Sonraları gerçekleştirilen 28 Şubat, E-Muhtıra, 15 Temmuz Darbelerinin de değişmeyen aktörünün Büyük Şeytanı olduğunu gördük ve yaşıyoruz.

Evren, gerçekten de az hain biri değildi. O kadar hain idi ki, ülkeyi darbe yapılacak kıvama getirinceye kadar binlerce insanımızın kanına girmekten çekinmemişti. Gençlerimizi sağcı, solcu, mürteci ve bölücü diye birbirine kırdırdığında, Perinçek de kendi grubuyla birlikte Maocu olarak sahadaki görevini ifa ediyordu. Perinçek’in Aydınlık gazetesi mi? Maazallah…
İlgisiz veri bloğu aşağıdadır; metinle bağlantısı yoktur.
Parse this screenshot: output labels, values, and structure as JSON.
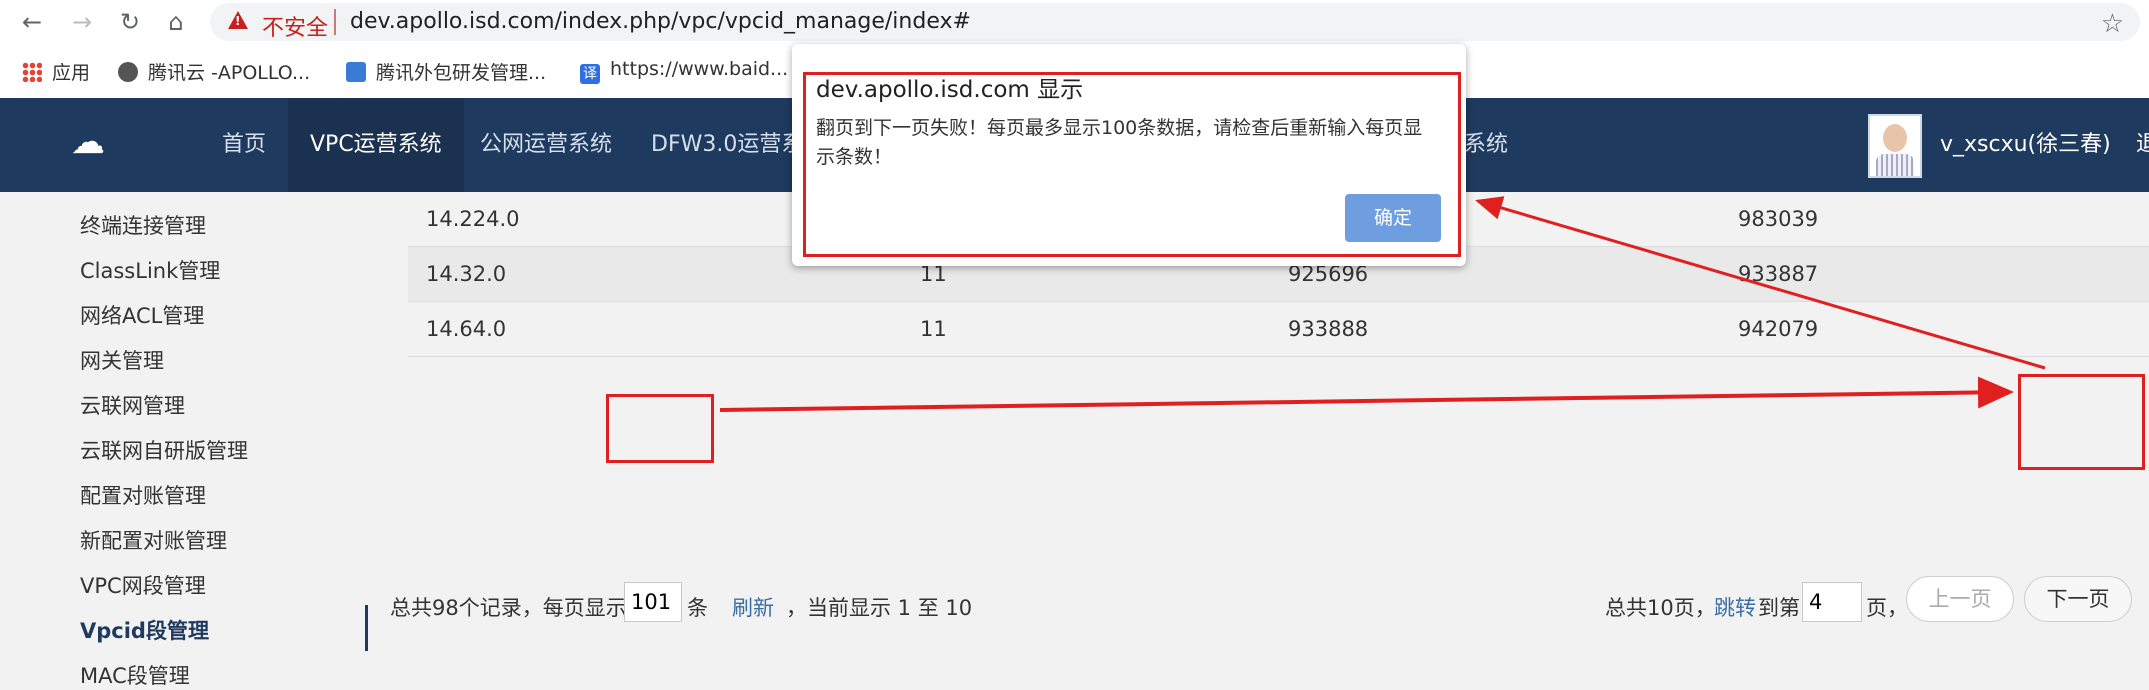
{
  "browser": {
    "url": "dev.apollo.isd.com/index.php/vpc/vpcid_manage/index#",
    "insecure_label": "不安全",
    "bookmarks": [
      {
        "label": "应用"
      },
      {
        "label": "腾讯云 -APOLLO..."
      },
      {
        "label": "腾讯外包研发管理..."
      },
      {
        "label": "https://www.baid..."
      }
    ]
  },
  "topnav": {
    "items": [
      {
        "label": "首页"
      },
      {
        "label": "VPC运营系统"
      },
      {
        "label": "公网运营系统"
      },
      {
        "label": "DFW3.0运营系"
      },
      {
        "label": "系统"
      }
    ],
    "username": "v_xscxu(徐三春)",
    "logout": "退"
  },
  "sidebar": {
    "items": [
      {
        "label": "终端连接管理"
      },
      {
        "label": "ClassLink管理"
      },
      {
        "label": "网络ACL管理"
      },
      {
        "label": "网关管理"
      },
      {
        "label": "云联网管理"
      },
      {
        "label": "云联网自研版管理"
      },
      {
        "label": "配置对账管理"
      },
      {
        "label": "新配置对账管理"
      },
      {
        "label": "VPC网段管理"
      },
      {
        "label": "Vpcid段管理"
      },
      {
        "label": "MAC段管理"
      }
    ]
  },
  "table": {
    "rows": [
      {
        "c1": "14.224.0",
        "c2": "",
        "c3": "",
        "c4": "983039"
      },
      {
        "c1": "14.32.0",
        "c2": "11",
        "c3": "925696",
        "c4": "933887"
      },
      {
        "c1": "14.64.0",
        "c2": "11",
        "c3": "933888",
        "c4": "942079"
      }
    ]
  },
  "pager": {
    "total_prefix": "总共98个记录，每页显示",
    "page_size": "101",
    "unit": "条",
    "refresh": "刷新",
    "current": "，当前显示 1 至 10",
    "total_pages": "总共10页，",
    "jump": "跳转",
    "to_page": "到第",
    "jump_page": "4",
    "page_unit": "页，",
    "prev": "上一页",
    "next": "下一页"
  },
  "dialog": {
    "title": "dev.apollo.isd.com 显示",
    "message": "翻页到下一页失败！每页最多显示100条数据，请检查后重新输入每页显示条数！",
    "ok": "确定"
  },
  "colors": {
    "nav_bg": "#1f3a5f",
    "annotation_red": "#e02020",
    "ok_button": "#6f9ee0"
  }
}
Darbeyi yapan Evren, güya terörü de bıçak gibi kesmişti, ama ne hikmetse 12 Eylül’ün artıklarından olan PKK, bu kez de yurtdışından Türkiye’ye saldırılara geçmişti.
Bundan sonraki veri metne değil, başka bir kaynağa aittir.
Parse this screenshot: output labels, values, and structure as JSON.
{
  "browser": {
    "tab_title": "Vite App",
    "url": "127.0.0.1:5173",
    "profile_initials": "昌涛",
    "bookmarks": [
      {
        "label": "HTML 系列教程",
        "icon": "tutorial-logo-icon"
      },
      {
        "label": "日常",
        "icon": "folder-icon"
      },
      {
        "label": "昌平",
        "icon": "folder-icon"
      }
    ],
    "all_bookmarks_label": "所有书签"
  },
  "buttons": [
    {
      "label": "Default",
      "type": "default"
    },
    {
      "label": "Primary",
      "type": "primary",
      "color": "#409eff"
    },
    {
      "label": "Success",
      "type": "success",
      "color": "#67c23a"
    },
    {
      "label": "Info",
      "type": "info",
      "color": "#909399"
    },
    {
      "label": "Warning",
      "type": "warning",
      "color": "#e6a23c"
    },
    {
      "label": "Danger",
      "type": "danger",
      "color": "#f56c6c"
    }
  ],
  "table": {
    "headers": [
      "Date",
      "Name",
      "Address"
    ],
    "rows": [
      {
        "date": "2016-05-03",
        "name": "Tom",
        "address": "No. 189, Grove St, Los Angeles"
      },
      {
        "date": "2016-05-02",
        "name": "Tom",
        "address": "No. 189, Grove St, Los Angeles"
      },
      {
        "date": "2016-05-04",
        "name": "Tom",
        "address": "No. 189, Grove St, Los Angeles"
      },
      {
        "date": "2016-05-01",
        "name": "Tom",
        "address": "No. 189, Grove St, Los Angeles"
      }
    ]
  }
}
İşte tam da o yıllarda Evren, 12 Eylül sürecindeki şiddet ve terör eylemlerini gerçekleştirdiler diye binlerce insanı zindanlarında tutuyorken, içeride olması gerekenlerden biri olan Perinçek’i de Beka Vadisi’nde görüyoruz. Hem de yoldaşı Öcalan ile birlikte TSK mensuplarına kurşun sıkan militanları denetlerken ve dahi Apo’suna gül uzatırken…

Peki, sonrasında ne mi yaptı Perinçek? PKK’ye yönelik görevini dostu Yalçın Küçük’e devrettikten sonra yeni görevi gereği, dümeni Müslümanlara, Milliyetçilere ve Muhafazakârlara doğru kırdı.

Nasıl ki, Yalçın Küçük, görevi devralır almaz PKK-HDP h medyasının gözdesi ve yurtiçinden yurtdışına kadar gerçekleştirilen bütün konferansların baş konuşmacısı oldu ise, Perinçek de başta iktidar medyasının müdavimlerinden ve hatta akil adamlarından oluverdi. Gerisini de çorap söküğü gibi getiriyor.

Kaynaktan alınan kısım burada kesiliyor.